A new report from SecurityScorecard reveals some interesting details about third-party cyber risks in insurance. Among them, 59% of insurance industry breaches stem from third-party attack vectors. These findings underscore vulnerabilities in the supply chain that expose critical policyholder data to cyber threats. The study analyzed 150 top insurance firms, revealing an industry struggling with cybersecurity challenges despite maintaining an average security rating comparable to other sectors.
Carriers Most at Risk Due to Supply Chain Weaknesses
Insurance carriers comprised 27% of the study sample while accounting for 50% of third-party breaches. Carriers generally maintain stronger security postures, but their reliance on low-scoring brokers, claims processors, and IT vendors increases their exposure. Attackers exploit these weaker links to infiltrate more secure organizations.
Andrew Correll, Senior Director of Cyber Insurability at SecurityScorecard, warned that cyber risks extend far beyond a company’s immediate defenses, emphasizing the need for stronger third-party risk management (TPRM) strategies. “Insurance companies’ reliance on technology to manage daily operations has outpaced their ability to secure it. Cyber risks don’t stop at the first layer of defense,” he said.
Key Findings: Industry Faces Elevated Breach Rates and Cyber Risks
- 28% of insurance firms suffered breaches, higher than the S&P 500 (21%) and twice the rate of the U.S. energy sector (14%).
- Over half (56%) of companies had at least one compromised credential in the past two years.
- Malware infections and device compromises affected 17% of insurance firms in 2023.
- The leading security risks include weak application security (40%), DNS health issues (29%), and network security flaws (20%).
Ransomware Attacks Dominate Industry Threats
Ransomware remains the insurance industry’s most prevalent cyber threat; Every known attack attributed to a threat actor involved ransomware, with groups like LockBit and BlackCat exploiting weak vendor defenses. The 2023 MOVEit software breach, which compromised multiple companies, demonstrated how ransomware groups scale attacks by targeting supply chains.
Geographic Disparities: U.S. Companies More Likely to Be Breached
Despite having higher security ratings, U.S. insurance firms reported the most breaches. 69% of breached companies were based in the U.S., making them prime targets for cybercriminals. Chinese insurance firms scored lowest in security, raising risks for international partners.
Industry Recommendations: Strengthening Cyber Resilience
- Stronger Vendor Oversight – Insurance carriers must assess their third-party and fourth-party vendors, ensuring proper TPRM frameworks.

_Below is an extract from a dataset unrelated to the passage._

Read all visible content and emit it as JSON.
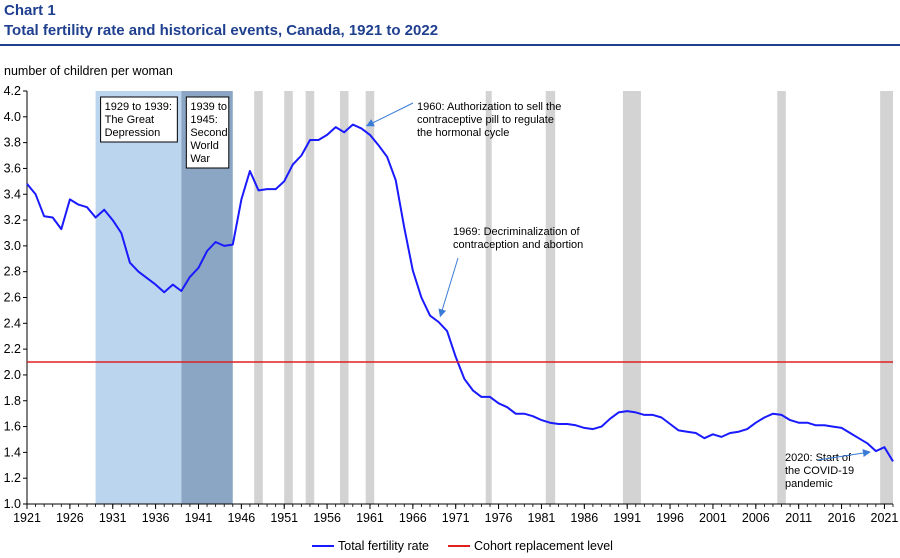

- Geographic Risk Awareness – Firms working with U.S. and Chinese partners should implement stricter cybersecurity controls.
- Reject Ransom Payments – Paying ransoms emboldens attackers and doesn’t guarantee data recovery.
Conclusion
Cyber risks in the industry threaten both customer trust and financial stability to address third-party cyber risks. With third-party breaches at record highs, insurers need to take proactive security measures to safeguard sensitive policyholder data.